Mexico City: Mexico's vaquita marina is edging closer to extinction as scientists warned Wednesday that only 30 were left despite navy efforts to intercept illegal fishing nets killing the world's smallest porpoise.
"The already desperate situation has worsened, despite existing conservation measures and current enforcement efforts," said the report by the International Committee for the Recovery of the Vaquita (CIRVA).
"At the current rate of loss, the vaquita will likely decline to extinction by 2022, unless the current gillnet ban is maintained and effectively enforced."
An analysis of acoustic data from the upper Gulf of California in northwestern Mexico found that, as of November, only about 30 vaquitas likely remained in their habitat, the report said.
A previous census between September and December 2015 had found around 60 vaquitas. There were 200 of them in 2012 and 100 in 2014.
Authorities say the vaquitas have been dying for years in gillnets that are meant to illegally catch another endangered specie, a large fish called the totoaba.
Smugglers ship the totoaba's dried swim bladder to China, where it fetches tens of thousands of dollars and is eaten in soup.
Known as the "panda of the sea" because of the dark rings around its eyes, the 1.5-meter (five-foot) cetacean has rarely been seen alive.
In a possibly last-ditch effort to save the vaquita, scientists plan, after getting government approval, to capture specimens and put them in an enclosure in the Gulf of California where they can reproduce.
Some environmentalists oppose this because of the risk that vaquitas, which only exist in the Gulf of California, could die in the process.
"Illegal fishing continues and if we don't capture them, they will die anyway," CIRVA chairman Lorenzo Rojas-Bracho told AFP.
CIRVA recommends "urgently" locating and putting vaquitas in a temporary sanctuary this spring, and keep them there for up to one year. Rojas-Bracho said the program could begin in the fall, around October.

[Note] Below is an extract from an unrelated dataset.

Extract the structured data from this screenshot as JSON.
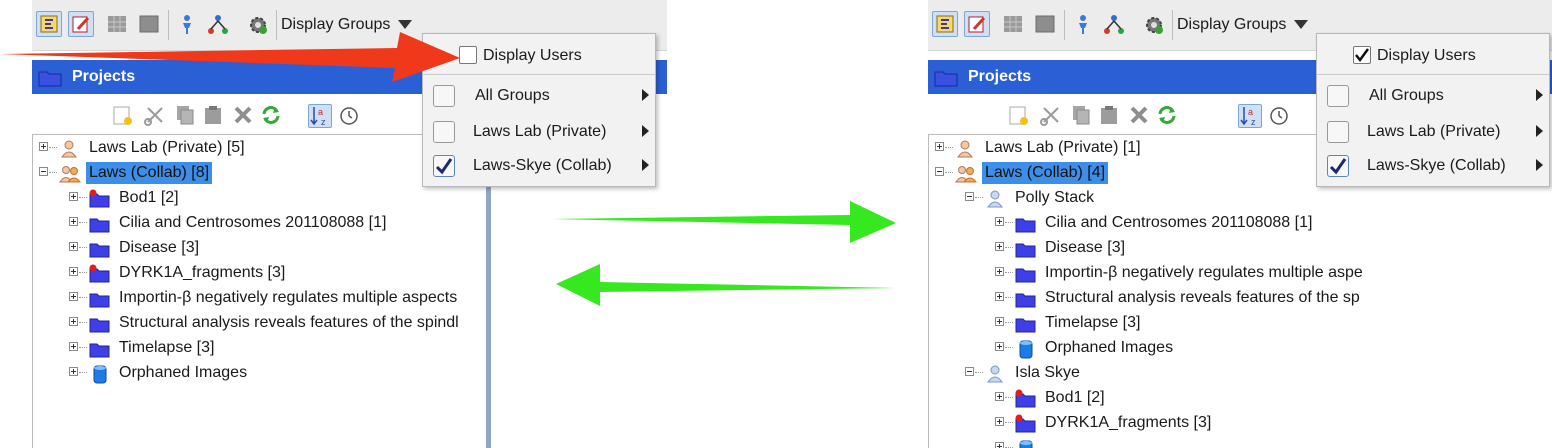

Their capture would take place in a staged manner, which will be reviewed by CIRVA at appropriate intervals, with the option of stopping it if necessary.
Vessels, small aircraft and dolphins trained by the US Navy could be used to locate vaquitas, which could be caught with a light salmon gillnet and then taken to a shore-based enclosure with fences. Four possible sites are being considered.
But CIRVA acknowledges that "capturing and housing vaquitas will be difficult, and perhaps impossible, and the species may not prove to be suitable for such conservation actions."
"Many questions still need to be resolved. Importantly, it is unclear whether vaquitas can be captured safely, or how they will react to handling, transport, and confinement."
One CIRVA member disagreed with the plan, "believing that there are too many unknowns and maybe some 'unknowables' surrounding the plan," the report said.
President Enrique Pena Nieto deployed the navy in 2015 to stop illegal fishing, increased the vaquita protection area and imposed a two-year ban on gillnets. Drones joined the effort last year.
But the high levels of illegal fishing, the discovery of three dead vaquitas last year and the population's decline "demonstrate that present enforcement efforts have been insufficient," CIRVA said.
The committee called for a permanent ban on all gillnets and that their sale or possession on land in the vaquita region be made illegal, as well as "more vigorous efforts to prosecute" totoaba smulggers or anyone connected with illegal fishing.
During 15 days in October and November last year, 105 pieces of illegal, abandoned or derelict fishing gear were found and 85 were removed, the new report said.
"This shows that illegal fishing activities, particularly the setting of large-mesh gillnets for totoaba, continue at alarming levels within the range of the vaquita (habitat)," the report said.
CIRVA said the government should speed up efforts to teach alternative fishing methods to local fishermen. Pena Nieto earmarked $70 million to help fishermen during the ban.